Few or no visits: On average, hospices provided only 4.8 hours of visits per week, in exchange for $1,100 in weekly Medicare payments, for each patient receiving routine home care in an assisted living facility in 2012, OIG found. Most visits came from aides. In addition, 210 of those patients did not receive any hospice visits that year, despite Medicare paying $2.3 million for their hospice care.
Responding to these findings in her letter, Verma said CMS has taken various actions, including: auditing certain hospices’ medical records before claims are paid, monitoring hospices that have many patients in nursing homes and recouping money from hospices that inappropriately billed Medicare for general inpatient care stays.
While many of OIG’s findings date back over five years, report lead author Nancy Harrison, deputy regional inspector general of the the inspector general's New York office, said that the vulnerabilities in the system persist and that CMS has failed to implement many of the recommendations the inspector general has been making for years. These vulnerabilities have emerged at a time when the industry has changed rapidly, she said.
“Hospice is quite different than it used to be,” Harrison said. “When it started out, there were faith-based and nonprofits,” and most patients had cancer. As of 2016, there were 4,374 hospices receiving Medicare money, about two-thirds of which were for-profit.

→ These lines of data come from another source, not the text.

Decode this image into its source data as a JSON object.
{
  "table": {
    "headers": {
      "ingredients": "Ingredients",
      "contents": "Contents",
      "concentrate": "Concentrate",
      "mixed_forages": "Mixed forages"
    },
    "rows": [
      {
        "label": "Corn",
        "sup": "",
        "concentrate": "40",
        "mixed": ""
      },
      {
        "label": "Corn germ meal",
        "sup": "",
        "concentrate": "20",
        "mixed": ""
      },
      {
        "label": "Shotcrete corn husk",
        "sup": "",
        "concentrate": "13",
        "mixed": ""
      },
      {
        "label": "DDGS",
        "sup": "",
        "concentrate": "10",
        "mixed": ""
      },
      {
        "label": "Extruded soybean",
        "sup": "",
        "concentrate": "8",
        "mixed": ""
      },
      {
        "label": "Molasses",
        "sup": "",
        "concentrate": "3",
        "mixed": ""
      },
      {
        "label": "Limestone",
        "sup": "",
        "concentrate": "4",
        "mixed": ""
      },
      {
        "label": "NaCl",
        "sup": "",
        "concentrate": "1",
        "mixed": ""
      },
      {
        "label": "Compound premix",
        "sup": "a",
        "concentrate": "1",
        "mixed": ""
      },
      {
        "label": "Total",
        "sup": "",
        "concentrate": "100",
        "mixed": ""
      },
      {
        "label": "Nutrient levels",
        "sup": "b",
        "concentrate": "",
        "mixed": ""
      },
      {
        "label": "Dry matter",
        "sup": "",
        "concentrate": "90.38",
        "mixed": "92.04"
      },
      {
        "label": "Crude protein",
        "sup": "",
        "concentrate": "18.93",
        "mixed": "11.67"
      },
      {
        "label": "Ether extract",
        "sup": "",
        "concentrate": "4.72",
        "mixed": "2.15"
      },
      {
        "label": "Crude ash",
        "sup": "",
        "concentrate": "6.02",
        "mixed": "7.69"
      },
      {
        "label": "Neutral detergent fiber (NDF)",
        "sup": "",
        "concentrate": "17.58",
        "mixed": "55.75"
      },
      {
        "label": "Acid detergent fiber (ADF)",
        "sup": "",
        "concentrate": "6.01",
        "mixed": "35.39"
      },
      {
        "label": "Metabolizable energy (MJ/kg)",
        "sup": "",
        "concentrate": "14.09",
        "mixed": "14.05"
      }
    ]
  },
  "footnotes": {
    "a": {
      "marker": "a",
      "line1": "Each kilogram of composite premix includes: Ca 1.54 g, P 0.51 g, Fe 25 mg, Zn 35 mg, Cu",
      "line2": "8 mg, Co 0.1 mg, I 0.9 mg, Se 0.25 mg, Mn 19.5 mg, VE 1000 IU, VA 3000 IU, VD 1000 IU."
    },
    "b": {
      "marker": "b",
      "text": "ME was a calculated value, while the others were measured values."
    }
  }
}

Fraud has pervaded the industry, with some hospices ripping off taxpayers by enrolling patients who are not dying, paying kickbacks for patient referrals or carrying out various inappropriate billing schemes. From fiscal years 2013 to 2017, inspector general investigators won back $143.9 million from 25 criminal actions and 66 civil actions against hospices.
Fraud has run wild in Mississippi, where hospices were paying recruiters to solicit business door to door from people who were not dying. The recruiters offered free housecleaning, medicine and doctors’ visits to patients who signed up — not knowing they were enrolling in hospice and forgoing Medicare payment for curative care, according to inspector general field agents. One recruiter, a convicted sex offender, was sent to prison for 40 months in 2016 for taking payments from five hospices, earning $200 to $600 for each hospice-inappropriate Medicare beneficiary he sent their way.
Also in Mississippi, hospice owner Regina Swims-King was sentenced in 2014 to nearly six years in prison for an $8 million Medicare fraud scheme involving patients who did not need hospice, services that patients never received and claims based on forged doctors’ signatures. She forfeited 12 real estate properties and 17 vehicles.
Charles Hackney, an assistant special agent in charge who oversees inspector general investigators in Mississippi, said fraud there, which was perpetrated by small mom-and-pop operators, has subsided after many criminal convictions.
But nationally, fraud cases continue: Just last October, the federal government reached a $75 million settlement with Vitas Hospice Services — a large for-profit chain owned by Chemed Corp., which also owns the Roto-Rooter plumbing company — to address allegations of fraudulent billing.
Edo Banach, president of the National Hospice and Palliative Care Organization, an industry group, did not have a copy of the OIG report to review before publication. But in a statement, he said “incidents of deliberate fraud and abuse in the hospice community, though rare and isolated, are indefensible.”
He said his group aims to work with the Trump administration to “simplify and streamline the compliance process” in a way that “encourages honest and law-abiding hospice providers” while protecting against fraud.
Banach suggested the inspector general also examine an issue not mentioned in the report: “underutilization of hospice care, which keeps too many Americans from accessing quality end-of-life care when they need it.”